Da stand ich am Hauptbahnhof in Hannover und wartete auf die Regionalbahn nach Hause. Die Bahn fuhr ein. Die Menschentrauben bewegten sie auf die Türen zu. Auch eine Polizistin war darunter. Ich hatte sie vorher nicht gesehen. Doch nun stieg ich in den Wagen ein, in den auch sie einstieg.
Als ich drin saß, fragte ich mich: Warum hast du das so gemacht? Was hat dich geleitet? Und ich musste mir selbsteingestehen: Es war das Gefühl „So bin ich vielleicht sicherer. Wenn was passiert. Wenn dann die Polizei in der Nähe ist.“
Schlag auf Schlag lösen die Bilder sich ab zur Zeit. Von Schrecken und Tod und Tränen und Blut. Es ist überall Ferienzeit, wir haben Sommer. Und in der Zeitung las ich - es ist der „Summer of Hate“, der Sommer des Hasses. Gewalt folgt auf Gewalt folgt auf Gewalt folgt Gewalt.

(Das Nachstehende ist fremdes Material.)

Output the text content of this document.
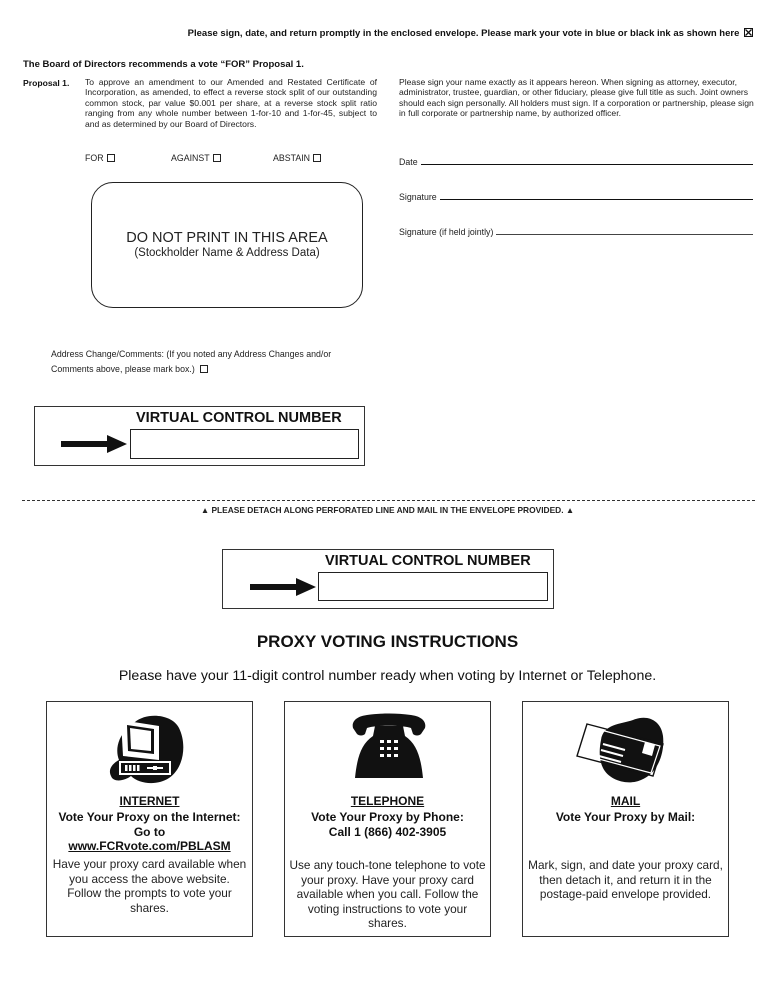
Please sign, date, and return promptly in the enclosed envelope. Please mark your vote in blue or black ink as shown here
The Board of Directors recommends a vote “FOR” Proposal 1.
Proposal 1. To approve an amendment to our Amended and Restated Certificate of Incorporation, as amended, to effect a reverse stock split of our outstanding common stock, par value $0.001 per share, at a reverse stock split ratio ranging from any whole number between 1-for-10 and 1-for-45, subject to and as determined by our Board of Directors.
FOR	AGAINST	ABSTAIN
DO NOT PRINT IN THIS AREA
(Stockholder Name & Address Data)
Address Change/Comments: (If you noted any Address Changes and/or Comments above, please mark box.)
VIRTUAL CONTROL NUMBER
Please sign your name exactly as it appears hereon. When signing as attorney, executor, administrator, trustee, guardian, or other fiduciary, please give full title as such. Joint owners should each sign personally. All holders must sign. If a corporation or partnership, please sign in full corporate or partnership name, by authorized officer.
Date
Signature
Signature (if held jointly)
▲ PLEASE DETACH ALONG PERFORATED LINE AND MAIL IN THE ENVELOPE PROVIDED. ▲
VIRTUAL CONTROL NUMBER
PROXY VOTING INSTRUCTIONS
Please have your 11-digit control number ready when voting by Internet or Telephone.
INTERNET
Vote Your Proxy on the Internet:
Go to
www.FCRvote.com/PBLASM
Have your proxy card available when you access the above website. Follow the prompts to vote your shares.
TELEPHONE
Vote Your Proxy by Phone:
Call 1 (866) 402-3905
Use any touch-tone telephone to vote your proxy. Have your proxy card available when you call. Follow the voting instructions to vote your shares.
MAIL
Vote Your Proxy by Mail:
Mark, sign, and date your proxy card, then detach it, and return it in the postage-paid envelope provided.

„Wo soll das noch hinführen?“ - „In so eine Welt kann ich doch keine Kinder setzen! Oder?“ Solche Stimmen höre ich. Und ich habe selbst manchmal Tränen in den Augen.
Auch wenn Faktenchecks erklären, die Wahrscheinlichkeit Opfer zu werden, ist gering – es werden Menschen Opfer.
Die Angst kommt näher. Und Menschen erzählen mir von ihrer Angst:
„Ich habe zwei Kinder. Ich meide jetzt Stadtzentren. Und auch zu Großveranstaltungen geh‘ ich nicht mehr.“ Sagt eine Frau in meiner Gemeinde zu mir. Nach München.
„Wenn ich jetzt jemanden sehe, der ausländisch aussieht und einen Rucksack trägt, dann hab‘ ich den Impuls, in die andere Richtung zu gehen.“ Sagt ein Mann zu mir. Nach Ansbach.
„Müssen wir uns jetzt schützen, wenn wir Gottesdienste feiern?“ Fragt ein Kollege. Nach der Ermordung des Priesters in Frankreich.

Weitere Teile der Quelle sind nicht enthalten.